Depending on whether or not there’s enough there to last ten episodes, this entire series could be set up for a big confrontation with the Avengers in one of the movies, but there’s always the possibility of having the first 5-6 episodes be Doom’s intermingled origins, and the last 4-5 episodes be interspersed with what the Illuminati actually does once assembled. I would probably have their anti-Thanos plan basically be to try and redirect the energies of the Snap; that they plan to spare humanity by redirecting its murderous energies onto alien worlds, instead, using the combination of their various magics and technologies. They even have a backup for themselves, a prison within Latveria where they can redirect any Snap energy directed at themselves to convicts who would otherwise be put to death. Their larger plan fails (obviously), and their secondary plan partially succeeds, in that they’re able to save themselves… but it destroys both the prison and the surrounding city, as well, killing tens of thousands. I think part of their journey would also be a parallel attempt to get the Infinity Stones. Depending on budget, a pretty great season finale could be them tracking down and brawling with Thanos to try and wrest the gauntlet from him- it looks like he’s in fact going to lose, but at the last minute uses the Gauntlet one final time to destroy the stones. Half the Illuminati want to execute him- but Doom, understanding a man who would gladly die to complete his life’s work, insists they leave him in peace, since there’s nothing more to be done here.

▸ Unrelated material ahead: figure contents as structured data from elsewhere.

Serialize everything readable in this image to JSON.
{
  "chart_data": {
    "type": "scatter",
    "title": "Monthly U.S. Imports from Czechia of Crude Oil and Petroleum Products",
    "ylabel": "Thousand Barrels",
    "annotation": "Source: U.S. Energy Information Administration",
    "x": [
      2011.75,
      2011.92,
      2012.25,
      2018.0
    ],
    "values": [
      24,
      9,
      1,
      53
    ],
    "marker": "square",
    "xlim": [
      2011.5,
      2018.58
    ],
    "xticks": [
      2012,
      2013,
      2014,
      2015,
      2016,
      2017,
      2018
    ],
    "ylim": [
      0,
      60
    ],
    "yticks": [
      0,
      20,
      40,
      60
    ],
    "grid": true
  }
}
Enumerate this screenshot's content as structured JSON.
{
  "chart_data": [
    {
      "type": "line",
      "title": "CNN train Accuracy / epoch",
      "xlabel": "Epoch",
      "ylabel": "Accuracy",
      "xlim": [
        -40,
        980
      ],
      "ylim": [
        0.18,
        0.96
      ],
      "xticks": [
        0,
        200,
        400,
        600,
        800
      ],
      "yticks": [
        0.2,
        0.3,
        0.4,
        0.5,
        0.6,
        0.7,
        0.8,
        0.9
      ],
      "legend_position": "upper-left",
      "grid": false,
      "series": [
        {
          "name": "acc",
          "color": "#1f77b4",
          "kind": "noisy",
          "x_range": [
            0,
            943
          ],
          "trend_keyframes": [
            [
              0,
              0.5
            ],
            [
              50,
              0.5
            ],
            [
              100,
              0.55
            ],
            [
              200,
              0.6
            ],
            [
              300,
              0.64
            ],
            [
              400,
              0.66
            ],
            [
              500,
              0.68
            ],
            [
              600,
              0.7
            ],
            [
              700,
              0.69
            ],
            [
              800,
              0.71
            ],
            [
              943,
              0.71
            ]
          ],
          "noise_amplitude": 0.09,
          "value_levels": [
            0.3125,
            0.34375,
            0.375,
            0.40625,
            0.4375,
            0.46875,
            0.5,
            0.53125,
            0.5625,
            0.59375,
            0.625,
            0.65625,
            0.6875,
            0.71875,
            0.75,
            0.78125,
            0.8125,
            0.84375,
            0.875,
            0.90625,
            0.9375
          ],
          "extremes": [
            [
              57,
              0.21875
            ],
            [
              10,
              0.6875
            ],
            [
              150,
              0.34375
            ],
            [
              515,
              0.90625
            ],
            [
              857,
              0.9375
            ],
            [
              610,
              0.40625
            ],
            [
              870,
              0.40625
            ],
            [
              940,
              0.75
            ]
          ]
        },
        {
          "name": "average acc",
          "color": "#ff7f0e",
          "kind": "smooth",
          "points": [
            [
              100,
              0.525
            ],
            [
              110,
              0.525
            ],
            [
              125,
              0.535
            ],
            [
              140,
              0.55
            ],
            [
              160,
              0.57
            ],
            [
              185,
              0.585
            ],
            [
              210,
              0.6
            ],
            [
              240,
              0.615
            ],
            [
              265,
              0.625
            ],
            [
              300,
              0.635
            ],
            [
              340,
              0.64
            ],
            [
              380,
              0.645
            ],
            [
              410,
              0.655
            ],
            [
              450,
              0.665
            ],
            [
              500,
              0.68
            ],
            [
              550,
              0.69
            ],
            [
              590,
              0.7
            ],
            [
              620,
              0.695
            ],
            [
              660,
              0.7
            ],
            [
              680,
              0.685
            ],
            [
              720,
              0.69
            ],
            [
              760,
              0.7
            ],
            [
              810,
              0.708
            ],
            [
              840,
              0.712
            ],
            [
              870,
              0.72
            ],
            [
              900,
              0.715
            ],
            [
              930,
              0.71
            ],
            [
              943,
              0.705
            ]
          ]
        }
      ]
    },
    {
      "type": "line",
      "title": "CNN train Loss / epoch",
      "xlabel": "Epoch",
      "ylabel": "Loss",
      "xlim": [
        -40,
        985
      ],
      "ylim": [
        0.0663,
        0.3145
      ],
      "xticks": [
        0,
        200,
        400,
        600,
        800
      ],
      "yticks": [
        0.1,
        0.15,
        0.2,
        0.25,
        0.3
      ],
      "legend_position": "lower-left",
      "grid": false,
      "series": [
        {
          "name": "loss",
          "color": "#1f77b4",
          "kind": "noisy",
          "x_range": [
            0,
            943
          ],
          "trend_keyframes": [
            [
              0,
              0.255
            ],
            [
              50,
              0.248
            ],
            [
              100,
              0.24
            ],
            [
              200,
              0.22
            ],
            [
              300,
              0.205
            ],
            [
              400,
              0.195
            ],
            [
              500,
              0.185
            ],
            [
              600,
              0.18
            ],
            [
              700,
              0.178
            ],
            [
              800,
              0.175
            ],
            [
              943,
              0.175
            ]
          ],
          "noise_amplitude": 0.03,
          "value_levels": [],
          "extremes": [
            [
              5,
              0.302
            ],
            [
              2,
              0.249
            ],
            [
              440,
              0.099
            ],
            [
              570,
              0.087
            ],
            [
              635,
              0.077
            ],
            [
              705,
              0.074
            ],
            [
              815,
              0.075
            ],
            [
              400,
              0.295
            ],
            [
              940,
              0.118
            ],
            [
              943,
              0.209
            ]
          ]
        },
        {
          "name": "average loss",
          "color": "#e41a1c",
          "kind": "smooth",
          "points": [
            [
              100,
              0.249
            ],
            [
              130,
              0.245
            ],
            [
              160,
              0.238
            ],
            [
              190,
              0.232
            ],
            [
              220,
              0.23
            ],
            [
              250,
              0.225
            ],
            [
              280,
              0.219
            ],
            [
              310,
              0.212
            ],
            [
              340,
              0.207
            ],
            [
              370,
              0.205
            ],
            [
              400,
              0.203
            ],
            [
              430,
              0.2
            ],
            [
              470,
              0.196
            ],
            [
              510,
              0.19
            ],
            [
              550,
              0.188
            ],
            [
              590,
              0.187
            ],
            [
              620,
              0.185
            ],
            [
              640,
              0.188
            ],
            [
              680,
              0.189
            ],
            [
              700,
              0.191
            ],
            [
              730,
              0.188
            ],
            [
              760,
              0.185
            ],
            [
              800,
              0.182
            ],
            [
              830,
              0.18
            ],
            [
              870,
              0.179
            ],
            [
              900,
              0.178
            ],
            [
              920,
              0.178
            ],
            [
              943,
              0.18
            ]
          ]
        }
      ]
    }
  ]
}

Most of the Illuminati go home, dispirited. Save for Loki. He’s known Doom long enough to know that he’s never understood how to give up. So he asks him what the next phase will be, and Doom reveals he’s working on his own time machine- that they’ve been looking at the problems all wrong. Instead of undoing their losses, they can simply prevent them.
This could be set up for nearly anything; we could have a rollicking dual time-traveling adventure with the Avengers, we could do a version of the Doom and Iron Man in King Arthur’s Camelot storyline; it could even be a set up for some version of the Battleworld story, where Doom goes back in time and makes himself instrumental in every important event in Marvel history, so that he’s revered as its most important and central hero, likely twisting Marvel’s heroes in a Doomward direction, say by turning the Hulk into the Maestro, Iron Man into a Superior version, an Old Man Logan version of Wolverine (all of which could be set up for a new phase, where the heroes, once they’re returned to normal, have to work against what they now realize is a potential future of theirs, that Hulk could become the Maestro again)… until of course it all falls apart and things are set mostly right. I’d probably start small- do the King Arthur thing, but with Rhodey maybe, alongside of a version of Tony’s intellect uploaded into his armor’s AI so he can keep up with Doom’s inventing (but he gives it a different voice, we find out, because hearing Tony in his head was too painful… maybe the end reveal is his suit is catastrophically damaged, and can’t do the voice change anymore- so he has to say his real goodbye to Tony …), do a Disney+ TV Movie that’s riffing on a Connecticut Yankee in King Arthur’s Court, but the possibilities really are pretty limitless.